– Нам пора, Стипе. Не дай Бог, Восьмёрка ещё окажется здесь раньше, чем мы с тобой уедем отсюда.
– Пойдём, – Стипе отвернулся и побрёл за лошадью со своим скромным оставшимся имуществом. Он взял узелок с бельём и съестными припасами, надел шлем и взял щит вместе со своим цепом. Оправил упряжь на коне и взобрался на него, готовый отправиться в путь.
Воины поскакали сквозь леса напрямую в деревню Водяного, чтобы успеть к отправке Парома. Птица-Сирин, не покидавшая воинов во время их разговора ни на минуту, указывала им путь, ловко пролетая сквозь ветки деревьев, сетью покрывшие верхний ярус леса. На лица воинам прилипали паутина и мелкие листья, а мошкара то и дело попадала в глаза или рот. Ветки деревьев хлестали по лицам людей и коней, оставляя на лицах первых красные кровоподтёки, а вторых вгоняя в ещё большее отчаяние, вызванное неумолимо бешеной скачкой, из-за которой конские сердца норовили вот-вот вырваться из мощных бугристых от развитых крепких мускулов грудных клеток. Нескончаемому густому лесу не было видно конца и края, запыхавшиеся воины и животные с мольбой бросали взгляд на Птицу-Сирин в надежде, что ещё чуть-чуть и она выведет их к пёсьеголовому Паромщику, который зальётся своим лающим смехом при виде решивших покинуть Остров авиридов. Но лес беспощадно продолжался, испытывая силу воли гостей Острова. Если бы Белеса и Стипе ехали бы шагом, они бы услышали прекрасный хор лесных птиц, радовавших мир своими высокими голосами. Ласковые теноры, бархатные баритоны и грудные басы, подчёркивающие красоту высоких нот, сливались в удивительные мелодии, по красоте с которыми не могли сравниться даже самые красивые песни, звучавшие в княжеском зале для пиров в авиридской столице. Ни один гусляр, баян или певец не сыграл бы такую музыку. Но воины ничего этого не слышали, поскольку в их ушах стоял только шальной свист ветра, развевающего их волосы и плащи.
В бешеной скачке воины и не заметили, как стемнело и звёзды рассыпались золотым пшеном по бархатному тёмному покрывалу ночного неба. А Сирин тем временем только быстрее и беспощаднее гнала лошадей, как будто они были не живыми, а деревянными игрушками. Но вся эта жестокость Птицы была оправданной, поскольку воины успели до полуночи доскакать до парома. На въезде в Деревню Водяного воинов встретили пьяные крики мужчин и похотливые взвизги женщин. Звуки, которые прельщали Белесу в начале их пребывания на Острове, казались уже далёкими и неправдивыми. Количество пережитого убило в нём страстное желание непрерывного разгула. Птица-Сирин не смогла влететь в деревню. Будто ударившись о невидимую стену, та мгновенно улетела в неизвестность, как только оказалась рядом со покривившимся знаком «Деревня Водяного».

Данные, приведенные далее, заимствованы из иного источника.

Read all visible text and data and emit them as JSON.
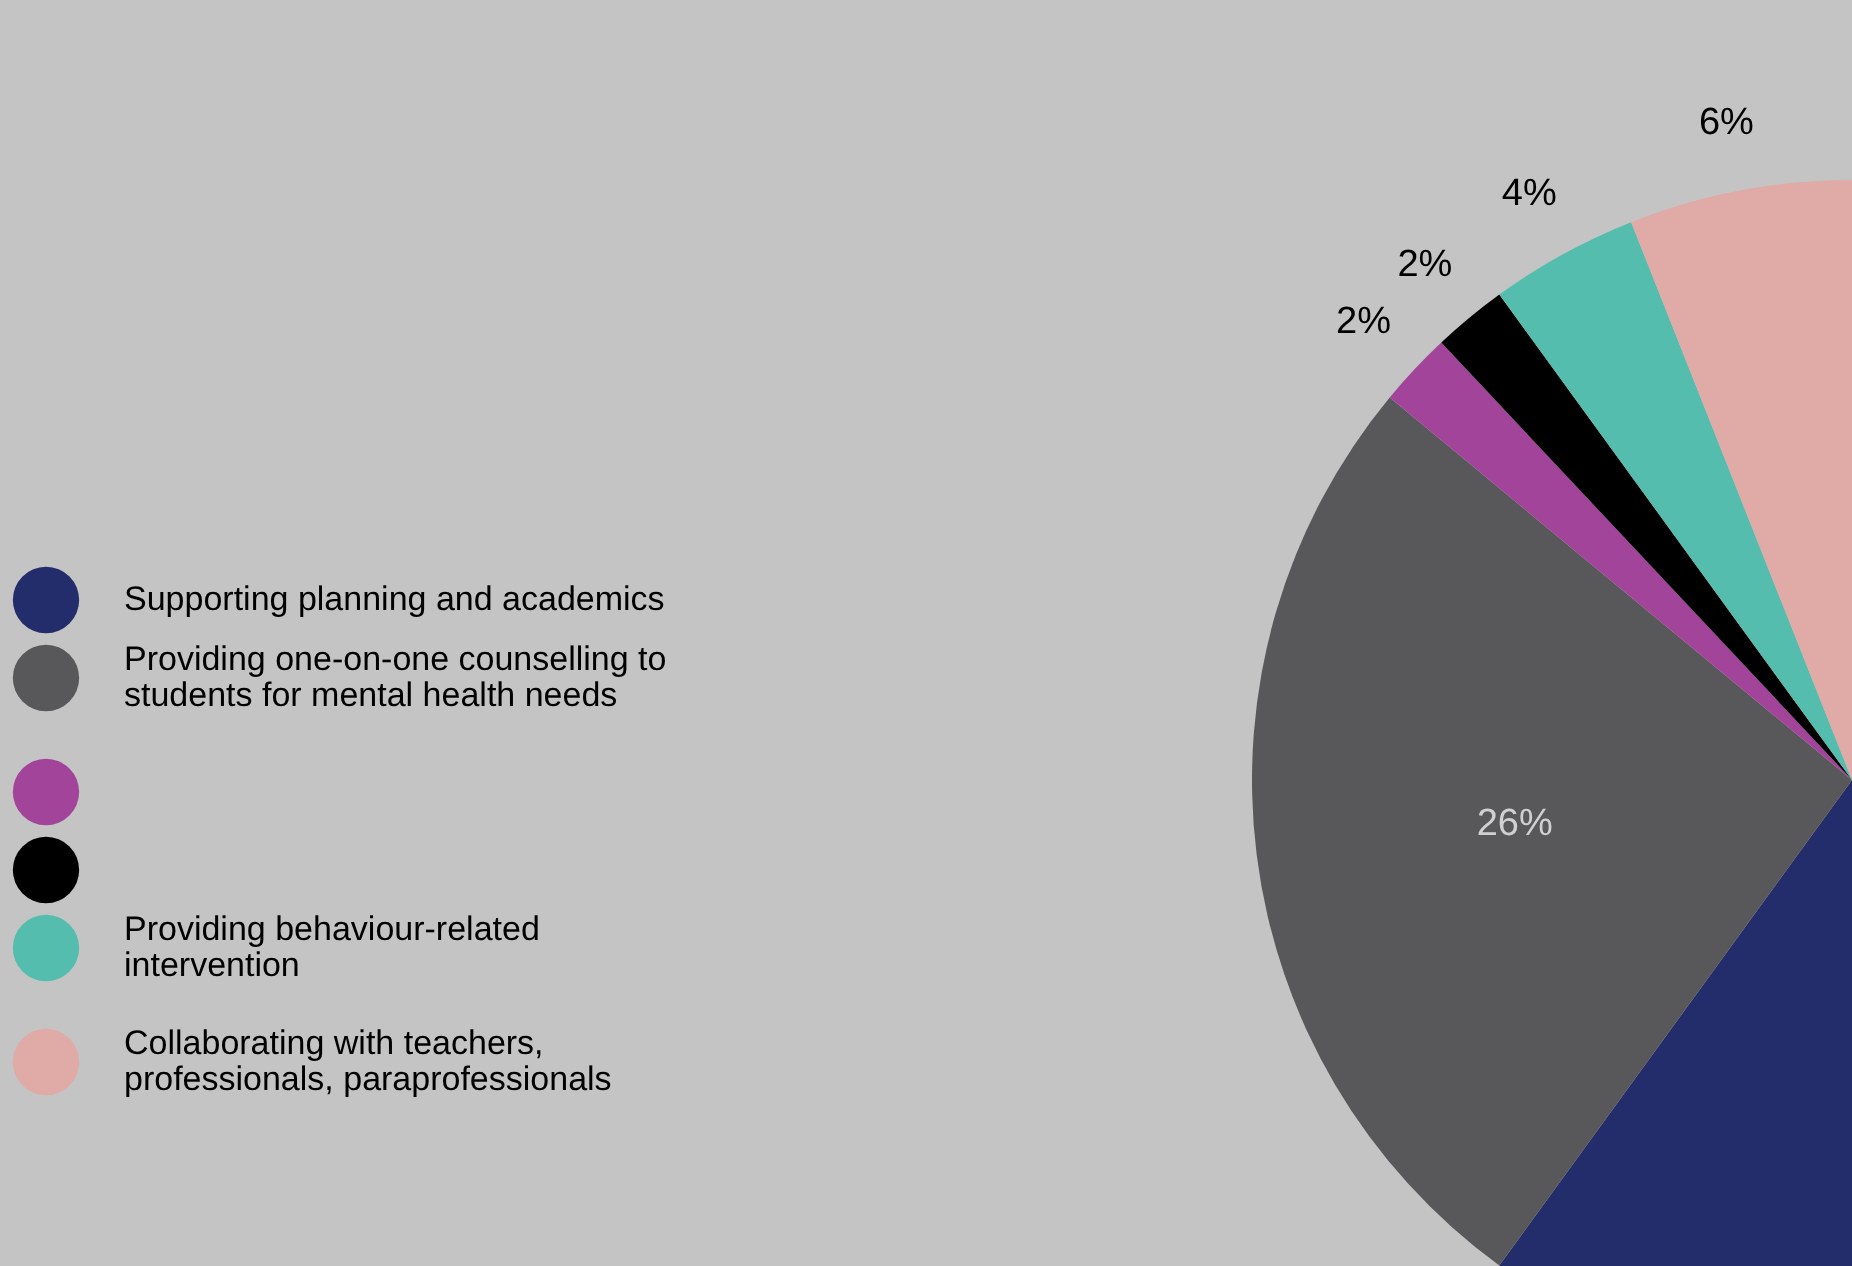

Белеса и Стипе немного успокоили лошадей, со ртов которых клочьями падала пена на землю. Улочки деревни окаймляли мужчины, целовавшие женщин, и женщины – мужчин. Люди предавались своей природе и не отказывая себе в сиюминутном удовольствии. Но только ничего из этого не радовало воинов: ни женская нагота прекрасных тел, ни игривые, приглашающие взгляды девок.
Проезжая по деревне, мужчины встретили Водяного, который с грустным лицом проходил мимо и нёс рыбу в лавки, да кабаки, чтобы та сразу же оказалась в прожорливых желудках островитян, которые ни о чём не думали кроме, как предаться своими инстинктами. Было темно, паром в это время обычно не ходил, но не зря их вела обратно к исходной точке Острова Птица-Сирин. Воины были уверены, что попадут на паром и покинут Остров: один– с удовольствием, другой – вынужденно, держа данное когда-то слово.
Быстро проскакав сквозь деревню Водяного, воины оказались у пристани и влетели на поросший мхом берег парома, где их уже ждал кинокефал.
– Опаздываете, – бросил мужчинам Паромщик, оскалив свои острые клыки. Он снова глядел с какой-то неуловимой усмешкой на воинов, тем самым раздражая Белесу.
– Мы о времени возвращения не договаривались, – парировал Стипе.
– Давай тогда завтра вас отвезу, а сегодня вечером пообщаетесь с семью друзьями убитого тобой разбойника. Они будут очень рады встрече с тобой.